Now just one question, dear. What were you doing down here at this time of night?’

  ‘I had just come off a train.’

  ‘And where had you been, Honey?’

  Jane said nothing.

  ‘You hadn’t been getting up to mischief while Hubby was away, had you?’

  ‘Will you please let me go?’ said Jane. ‘I want to get home. I am very tired and it’s very late.’

  ‘But you’re not going home,’ said Miss Hardcastle. ‘You’re coming out to Belbury.’

  ‘My husband has said nothing about my joining him there.’

  Miss Hardcastle nodded. ‘That was one of his mistakes. But you’re coming with us.’

  ‘What do you mean?’

  ‘It’s an arrest, Honey,’ said Miss Hardcastle, holding out the piece of green paper on which she had been writing. It appeared to Jane as all official forms always appeared–a mass of compartments, some empty, some full of small print, some scrawled with signatures in pencil, and one bearing her own name; all meaningless.

  ‘Oh!’ screamed Jane suddenly, overcome with a sensation of nightmare, and made a dash for the door. Of course she never reached it. A moment later she came to her senses and found herself held by the two police-women.

  ‘What a naughty temper!’ said Miss Hardcastle playfully. ‘But we’ll put the nasty men outside, shall we?’ She said something and the policemen removed themselves and shut the door behind them. As soon as they were gone Jane felt that a protection had been withdrawn from her.

  ‘Well,’ said Miss Hardcastle, addressing the two uniformed girls. ‘Let’s see. Quarter to one…and all going nicely. I think, Daisy, we can afford ourselves a little stand-easy. Be careful, Kitty, make your top grip under her shoulder just a little tighter. That’s right.’ While she was speaking Miss Hardcastle was undoing her belt, and when she had finished she removed her tunic and flung it on the sofa, revealing a huge torso, uncorseted (as Bill the Blizzard had complained), rank, floppy and thinly clad: such things as Rubens might have painted in delirium. Then she resumed her seat, removed the cheroot from her mouth, blew another cloud of smoke in Jane’s direction, and addressed her.

  ‘Where had you been by that train?’ she said.

  And Jane said nothing, partly because she could not speak, and partly because she now knew beyond all doubt that these were the enemies of the human race whom the Director was fighting against and one must tell them nothing. She did not feel heroic in making this decision. The whole scene was becoming unreal to her; and it was as if between sleeping and waking that she heard Miss Hardcastle say, ‘I think, Kitty dear, you and Daisy had better bring her round here.’ And it was still only half real when the two women forced her round to the other side of the table, and she saw Miss Hardcastle sitting with her legs wide apart and settling herself in the chair as if in the saddle; long leather-clad legs projecting from beneath her short skirt. The women forced her on, with a skilled, quiet increase of pressure whenever she resisted, until she stood between Miss Hardcastle’s feet, whereupon Miss Hardcastle brought her feet together so that she had Jane’s ankles pinioned between her own. This proximity to the ogress affected Jane with such horror that she had no fears left for what they might be going to do with her. And for what seemed an endless time Miss Hardcastle stared at her, smiling a little and blowing smoke in her face.

  ‘Do you know,’ said Miss Hardcastle at last, ‘you’re rather a pretty little thing in your way.’

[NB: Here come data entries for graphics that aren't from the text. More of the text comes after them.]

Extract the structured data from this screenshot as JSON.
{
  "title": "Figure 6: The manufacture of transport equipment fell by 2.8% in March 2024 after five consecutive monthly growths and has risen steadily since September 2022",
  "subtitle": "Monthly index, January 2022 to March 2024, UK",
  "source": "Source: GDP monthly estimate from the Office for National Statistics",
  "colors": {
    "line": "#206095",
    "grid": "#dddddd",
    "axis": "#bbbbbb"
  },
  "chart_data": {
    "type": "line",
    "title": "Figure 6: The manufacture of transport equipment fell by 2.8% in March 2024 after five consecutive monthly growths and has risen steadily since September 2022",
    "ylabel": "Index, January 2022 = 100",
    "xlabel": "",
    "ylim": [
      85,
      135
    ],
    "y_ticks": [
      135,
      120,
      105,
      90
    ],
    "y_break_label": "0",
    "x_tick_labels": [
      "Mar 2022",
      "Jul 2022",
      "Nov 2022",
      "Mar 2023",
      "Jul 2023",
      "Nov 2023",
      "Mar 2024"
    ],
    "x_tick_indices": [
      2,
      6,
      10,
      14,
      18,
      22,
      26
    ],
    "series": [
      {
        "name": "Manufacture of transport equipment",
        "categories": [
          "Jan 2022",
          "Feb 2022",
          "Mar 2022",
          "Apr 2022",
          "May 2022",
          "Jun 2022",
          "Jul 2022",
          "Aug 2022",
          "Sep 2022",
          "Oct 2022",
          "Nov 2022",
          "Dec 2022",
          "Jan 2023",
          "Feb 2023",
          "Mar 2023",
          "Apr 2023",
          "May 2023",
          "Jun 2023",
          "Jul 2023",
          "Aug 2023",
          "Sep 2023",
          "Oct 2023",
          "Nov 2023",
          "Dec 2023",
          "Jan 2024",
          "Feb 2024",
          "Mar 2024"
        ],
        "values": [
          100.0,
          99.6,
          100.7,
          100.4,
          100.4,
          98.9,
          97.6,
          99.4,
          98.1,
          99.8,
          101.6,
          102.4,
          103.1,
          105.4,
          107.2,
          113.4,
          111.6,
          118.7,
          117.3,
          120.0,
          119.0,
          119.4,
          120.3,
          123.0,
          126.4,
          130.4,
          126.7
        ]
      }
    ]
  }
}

  There was another silence.

  ‘Where had you been by that train?’ said Miss Hardcastle.

  And Jane stared as if her eyes would start out of her head and said nothing. Then suddenly Miss Hardcastle leant forward and, after very carefully turning down the edge of Jane’s dress, thrust the lighted end of the cheroot against her shoulder. After that there was another pause and another silence.

  ‘Where had you been by that train?’ said Miss Hardcastle.

  How many times this happened Jane could never remember. But somehow or other there came a time when Miss Hardcastle was talking not to her but to one of the women. ‘What are you fussing about, Daisy?’ she was saying.

  ‘I was only saying, Ma’am, it was five past one.’

  ‘How time flies, doesn’t it, Daisy? But what if it is? Aren’t you comfortable, Daisy? You’re not getting tired, holding a little bit of a thing like her?’